Mobile website development 101 (because so many are still flunking)

An analysis by the political news site Politico revealed last week that political campaigns are failing to capitalize on the mobile web. The media outlet examined the mobile sites of candidates in roughly 40 competitive House and Senate races and found the majority “were plagued with missed opportunities to find volunteers, donors and voters.” All-too-familiar mistakes included ill-formatted or “clunky” pages that frequently crashed, illegibly shrunken content and multiple pages that make navigation — and, importantly, donating — difficult. Perhaps most importantly, some sites required users to drill down through multiple pages and jump through other hoops to make donations.

Of course, political campaigns aren’t alone in mucking up the mobile web. One survey earlier this year found that only 6 percent of small businesses in the U.S. maintained a mobile website, and 46 percent had a site that wasn’t optimized for mobile. Another survey found that only 9 percent of the websites of small to medium-sized businesses are optimized for phones. Meanwhile, mobile accounted for 30 percent of online traffic and 15 percent of online orders in 2013, according to ShopVisible. So while usage continues to soar, much of the mobile web remains a nightmare.

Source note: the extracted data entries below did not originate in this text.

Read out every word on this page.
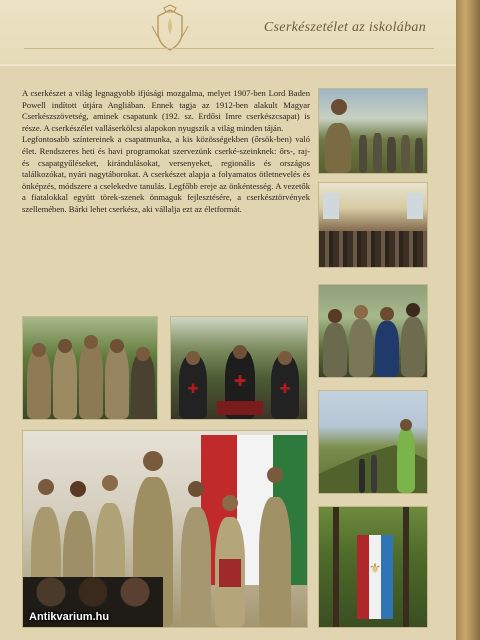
Cserkészetélet az iskolában

A cserkészet a világ legnagyobb ifjúsági mozgalma, melyet 1907-ben Lord Baden Powell indított útjára Angliában. Ennek tagja az 1912-ben alakult Magyar Cserkészszövetség, aminek csapatunk (192. sz. Erdősi Imre cserkészcsapat) is része. A cserkészélet valláserkölcsi alapokon nyugszik a világ minden táján.

Legfontosabb színtereinek a csapatmunka, a kis közösségekben (őrsök-ben) való élet. Rendszeres heti és havi programokat szervezünk cserké-szeinknek: őrs-, raj- és csapatgyűléseket, kirándulásokat, versenyeket, regionális és országos találkozókat, nyári nagytáborokat. A cserkészet alapja a folyamatos ötletnevelés és önképzés, módszere a cselekedve tanulás. Legfőbb ereje az önkéntesség. A vezetők a fiatalokkal együtt törek-szenek önmaguk fejlesztésére, a cserkésztörvények szellemében. Bárki lehet cserkész, aki vállalja ezt az életformát.

✚ ✚	✚
Antikvarium.hu
⚜
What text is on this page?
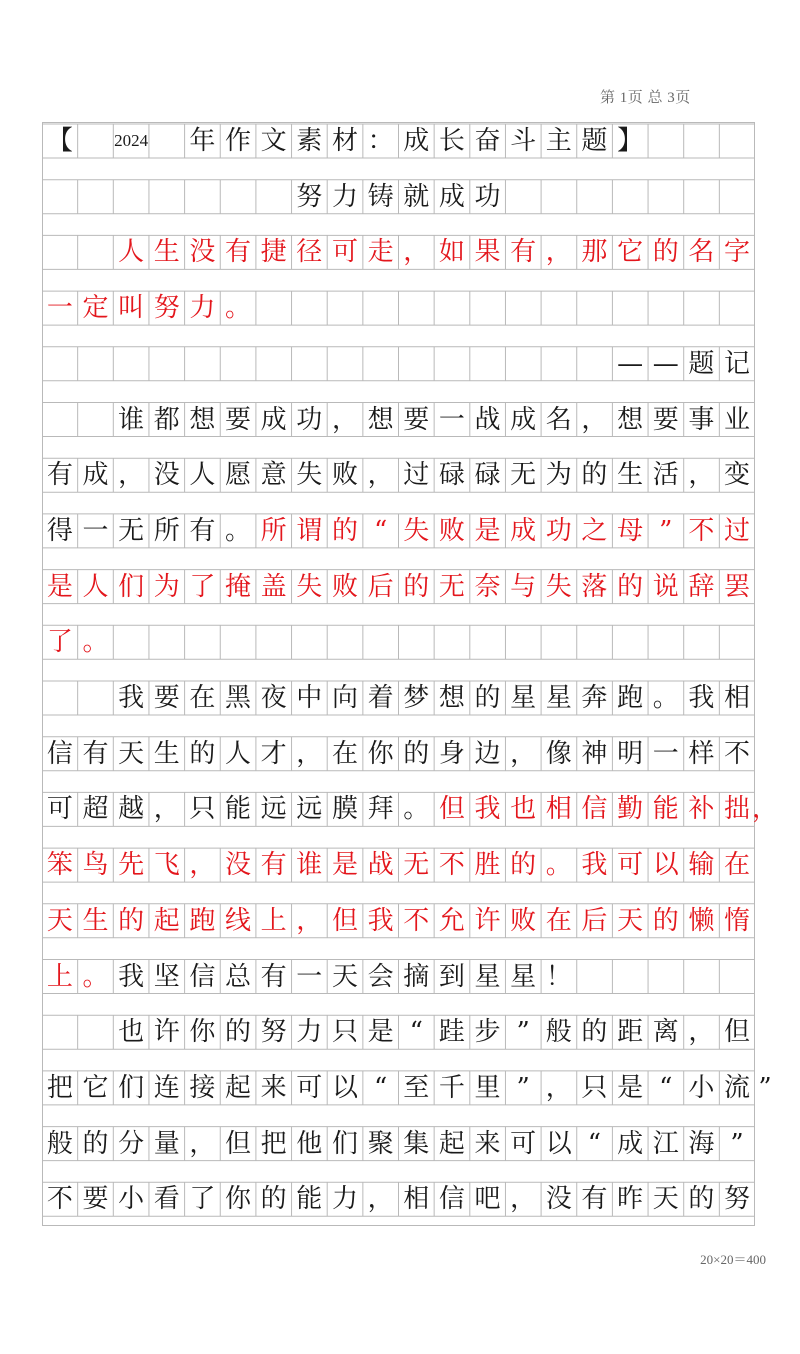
第 1页 总 3页
【 2024 年 作 文 素 材 ： 成 长 奋 斗 主 题 】
努 力 铸 就 成 功
人 生 没 有 捷 径 可 走 ， 如 果 有 ， 那 它 的 名 字
一 定 叫 努 力 。
— — 题 记
谁 都 想 要 成 功 ， 想 要 一 战 成 名 ， 想 要 事 业
有 成 ， 没 人 愿 意 失 败 ， 过 碌 碌 无 为 的 生 活 ， 变
得 一 无 所 有 。 所 谓 的 “ 失 败 是 成 功 之 母 ” 不 过
是 人 们 为 了 掩 盖 失 败 后 的 无 奈 与 失 落 的 说 辞 罢
了 。
我 要 在 黑 夜 中 向 着 梦 想 的 星 星 奔 跑 。 我 相
信 有 天 生 的 人 才 ， 在 你 的 身 边 ， 像 神 明 一 样 不
可 超 越 ， 只 能 远 远 膜 拜 。 但 我 也 相 信 勤 能 补 拙 ，
笨 鸟 先 飞 ， 没 有 谁 是 战 无 不 胜 的 。 我 可 以 输 在
天 生 的 起 跑 线 上 ， 但 我 不 允 许 败 在 后 天 的 懒 惰
上 。 我 坚 信 总 有 一 天 会 摘 到 星 星 ！
也 许 你 的 努 力 只 是 “ 跬 步 ” 般 的 距 离 ， 但
把 它 们 连 接 起 来 可 以 “ 至 千 里 ” ， 只 是 “ 小 流 ”
般 的 分 量 ， 但 把 他 们 聚 集 起 来 可 以 “ 成 江 海 ”
不 要 小 看 了 你 的 能 力 ， 相 信 吧 ， 没 有 昨 天 的 努
20×20＝400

That’s a problem because consumer-facing businesses, political campaigns and other entities should generally view a mobile website as an underpinning of any comprehensive marketing strategy. Smartphone apps are great, of course, but a mobile-optimized site enables organizations to reach a far broader audience with lower development costs. Rather than shying away from the mobile web, organizations considering building such a site must address a few crucial factors:

  • Define your goals. A simple mobile site can make it easy for consumers to access important information such as a business’s location, phone number and hours, while a more complex site can be used to place orders, communicate with customer service personnel and conduct transactions. A good mobile site takes into what users are likely to want to access the site for, making it easy for them to find that information with minimal clicks and scrolling on the smaller screen. And provide a simple call to action enabling your users to call, email, donate or buy with as few clicks as possible.
  • Responsive design vs. a dedicated site. Just like a native app, a dedicated site that redirects mobile users can provide a richer experience that’s highly customized for smartphones (and even for feature phones). But enterprises that don’t need such a sophisticated online presence should consider cutting development costs by using responsive design, which enables them to build a single site which is restructured and resized to best fit the device being used to access it.
  • Simplicity is the key. Far too many “mobile” sites simply serve as shrunken versions of sites built for PCs, shoving as much information as possible onto an overcrowded home page. Instead, clearly defined menus should be presented on the home screen and a search box should be presented at the top of the page. Retailers and search providers should consider giving users filters that allow them to narrow their search before they even click “enter,” and fields that require users to input information should be as streamlined as possible.
  • Testing and analytics. Just as a mobile app must be maintained long after its launch, a consumer-facing mobile site requires constant monitoring. Web traffic tools such as Google Analytics make it easy for site owners to track traffic and determine how their sites are being used, enabling designers to tweak the sites for maximum efficacy. And because new smartphones are constantly coming to market, sites should constantly be tested across a range of devices to ensure the user experience is up to par.

These are only the most basic factors that must be considered when building a mobile website, of course, and they will certainly seem obvious to those in the industry. But the countless enterprises that have long kept the mobile web at arm’s length can gain an edge by keeping these points in mind as they begin to build a mobile-optimized site.